México cerró mayo con un superávit comercial de 2.259 millones de dólares, impulsado por un aumento del 25,4 % en las exportaciones totales hasta 69.544 millones. El dato, difundido por el Inegi, representa un crecimiento del 83,4 % frente al mismo mes de 2025 y sigue al excedente de abril. Las ventas no petroleras, que representan la mayor parte del flujo, crecieron 25,6 % y se dirigieron principalmente a Estados Unidos.

El retroceso mensual frente a abril se explica por la reducción del superávit no petrolero y el mantenimiento del déficit petrolero. Las importaciones, por su parte, subieron 24 % hasta 67.285 millones de dólares, con las compras de hidrocarburos creciendo a mayor ritmo (27,9 %). Esta dinámica refleja una economía que sigue dependiendo de insumos importados para sostener su aparato manufacturero orientado a la exportación.

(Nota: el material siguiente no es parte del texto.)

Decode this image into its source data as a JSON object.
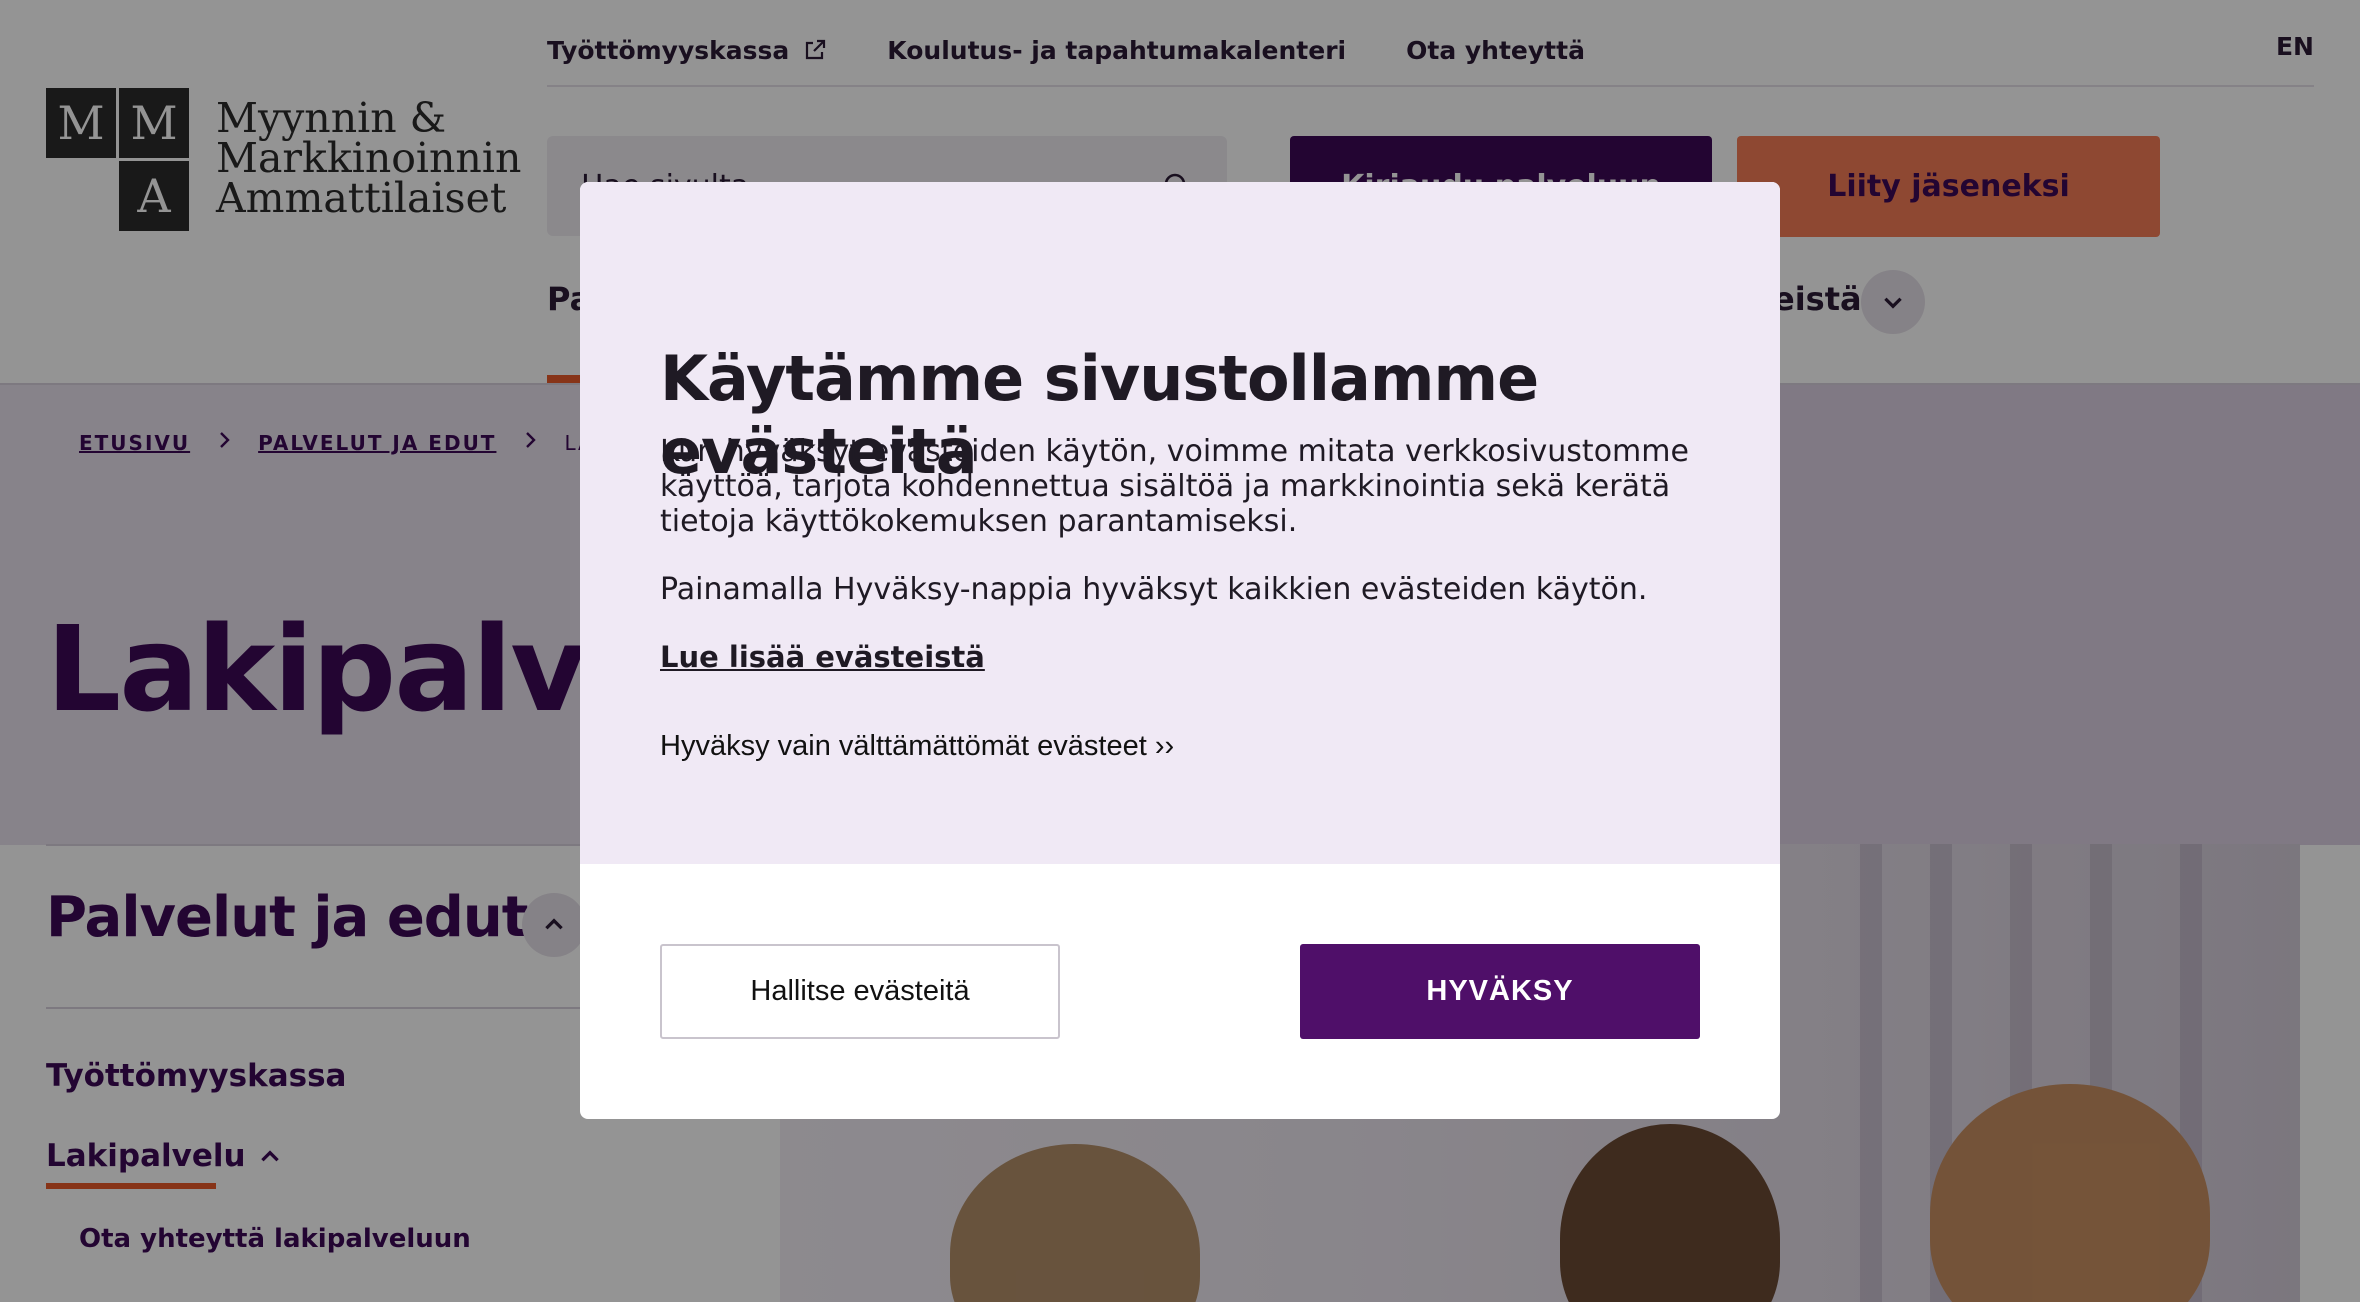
{
  "header": {
    "links": [
      {
        "label": "Työttömyyskassa",
        "external": true
      },
      {
        "label": "Koulutus- ja tapahtumakalenteri",
        "external": false
      },
      {
        "label": "Ota yhteyttä",
        "external": false
      }
    ],
    "language": "EN",
    "logo": {
      "letters": [
        "M",
        "M",
        "A"
      ],
      "line1": "Myynnin &",
      "line2": "Markkinoinnin",
      "line3": "Ammattilaiset"
    },
    "search": {
      "placeholder": "Hae sivulta"
    },
    "login_button": "Kirjaudu palveluun",
    "join_button": "Liity jäseneksi",
    "nav": {
      "first_visible": "Pa",
      "last_visible": "eistä"
    }
  },
  "breadcrumb": {
    "items": [
      "ETUSIVU",
      "PALVELUT JA EDUT"
    ],
    "current": "LAK"
  },
  "page": {
    "title": "Lakipalvel"
  },
  "sidebar": {
    "title": "Palvelut ja edut",
    "items": [
      {
        "label": "Työttömyyskassa"
      },
      {
        "label": "Lakipalvelu",
        "active": true
      }
    ],
    "sub_item": "Ota yhteyttä lakipalveluun"
  },
  "cookie_modal": {
    "title": "Käytämme sivustollamme evästeitä",
    "paragraph1": "Kun hyväksyt evästeiden käytön, voimme mitata verkkosivustomme käyttöä, tarjota kohdennettua sisältöä ja markkinointia sekä kerätä tietoja käyttökokemuksen parantamiseksi.",
    "paragraph2": "Painamalla Hyväksy-nappia hyväksyt kaikkien evästeiden käytön.",
    "read_more": "Lue lisää evästeistä",
    "necessary_only": "Hyväksy vain välttämättömät evästeet ››",
    "manage_button": "Hallitse evästeitä",
    "accept_button": "HYVÄKSY"
  },
  "colors": {
    "brand_purple": "#3d0a57",
    "accept_purple": "#4f0f69",
    "accent_orange": "#f47c56",
    "modal_bg": "#f0e9f5"
  }
}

Resiliencia manufacturera ante riesgos externos
El resultado confirma la fortaleza del sector manufacturero mexicano y su integración con el mercado estadounidense bajo el T-MEC. Sin embargo, la persistencia del déficit petrolero y la elevada dependencia de un solo destino comercial exponen al país a fluctuaciones de precios energéticos y a posibles cambios en la política arancelaria. Los pronósticos del FMI y el Banco Mundial sobre una posible recesión, aunque eludidos hasta ahora, siguen vigentes si se materializan nuevas barreras comerciales.
Balance y perspectiva
El superávit de 2025, de 771 millones de dólares, contrasta con el déficit de 2024 y muestra una balanza más equilibrada gracias a la diversificación parcial de mercados y al menor peso relativo del petróleo. No obstante, el crecimiento de las importaciones no petroleras indica que el dinamismo exportador sigue requiriendo insumos externos, lo que limita el efecto neto sobre las reservas internacionales. La trayectoria futura dependerá de la estabilidad del T-MEC y de la capacidad de México para absorber shocks externos sin perder competitividad.